Question

The total energy of the particle executing simple harmonic motion of amplitude A is 100 J. At a distance of 0.707 A from the mean position, its kinetic energy is

• A. 25 J
• B. 50 J
• C. 100 J
• D. 12.5 J
• E. 70 J

Hint:

At \( x = A/\sqrt{2} \), Potential Energy equals Kinetic Energy. Each is exactly half of the Total Energy!

Answer 1

The Correct Option is B

Concept: The energy in SHM is the sum of Kinetic Energy (\( K \)) and Potential Energy (\( U \)). The Total Energy (\( E \)) is conserved throughout the motion: \[ E = K + U = \frac{1}{2}kA^2 = 100 \text{ J} \] At any displacement \( x \):
• Potential Energy: \( U = \frac{1}{2}kx^2 \)
• Kinetic Energy: \( K = E - U = \frac{1}{2}k(A^2 - x^2) \)

Step 1: Interpret the displacement value.
Given \( x = 0.707 A \). Note that \( 0.707 \approx 1/\sqrt{2} \). Therefore, \( x^2 = (A/\sqrt{2})^2 = A^2/2 \).

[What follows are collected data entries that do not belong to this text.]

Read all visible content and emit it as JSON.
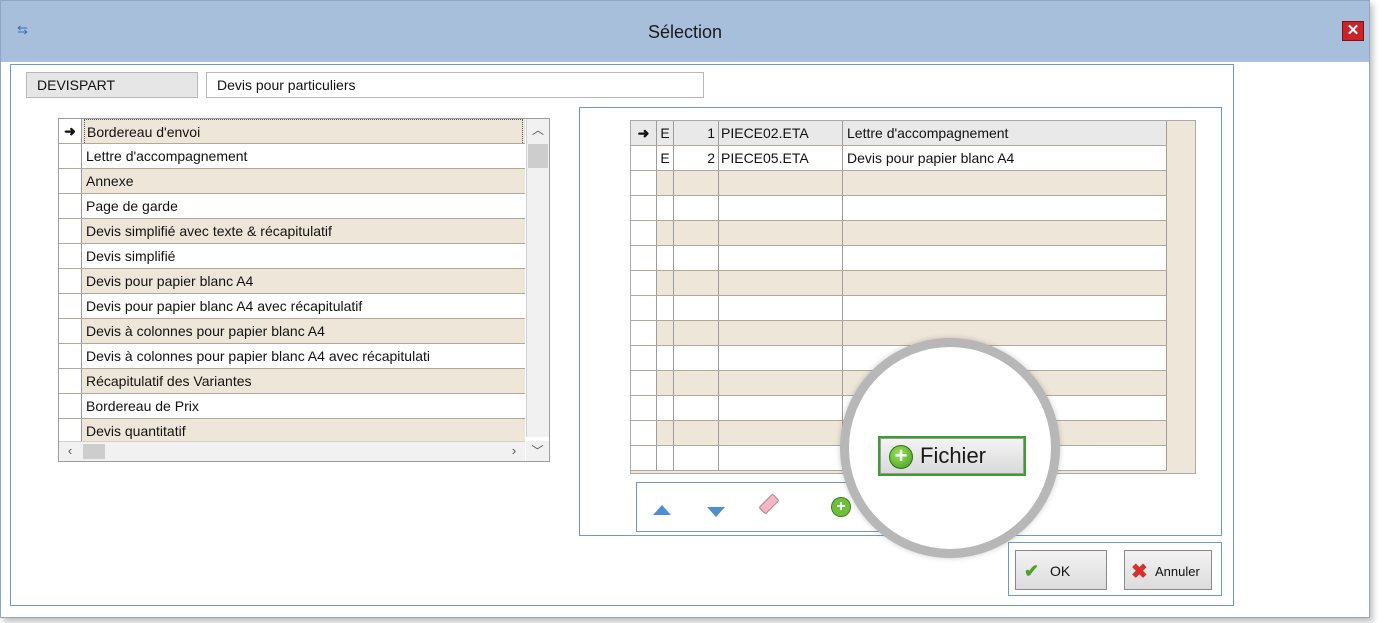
{
  "window": {
    "title": "Sélection",
    "close_label": "✕"
  },
  "header": {
    "code": "DEVISPART",
    "description": "Devis pour particuliers"
  },
  "left_list": {
    "items": [
      "Bordereau d'envoi",
      "Lettre d'accompagnement",
      "Annexe",
      "Page de garde",
      "Devis simplifié avec texte & récapitulatif",
      "Devis simplifié",
      "Devis pour papier blanc A4",
      "Devis pour papier blanc A4 avec récapitulatif",
      "Devis à colonnes pour papier blanc A4",
      "Devis à colonnes pour papier blanc A4 avec récapitulati",
      "Récapitulatif des Variantes",
      "Bordereau de Prix",
      "Devis quantitatif"
    ],
    "current_marker": "➜"
  },
  "selected_grid": {
    "current_marker": "➜",
    "rows": [
      {
        "type": "E",
        "num": "1",
        "file": "PIECE02.ETA",
        "label": "Lettre d'accompagnement"
      },
      {
        "type": "E",
        "num": "2",
        "file": "PIECE05.ETA",
        "label": "Devis pour papier blanc A4"
      }
    ]
  },
  "toolbar": {
    "add_file_label": "Fichier",
    "add_small": "+"
  },
  "actions": {
    "ok_label": "OK",
    "cancel_label": "Annuler"
  }
}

Step 2: Calculate Potential Energy at that point.
\[ U = \frac{1}{2}k(A^2/2) = \frac{1}{2} \left( \frac{1}{2}kA^2 \right) \] Since \( \frac{1}{2}kA^2 = 100 \text{ J} \): \[ U = \frac{1}{2} (100 \text{ J}) = 50 \text{ J} \]

Step 3: Solve for Kinetic Energy.
\[ K = E - U = 100 \text{ J} - 50 \text{ J} = 50 \text{ J} \]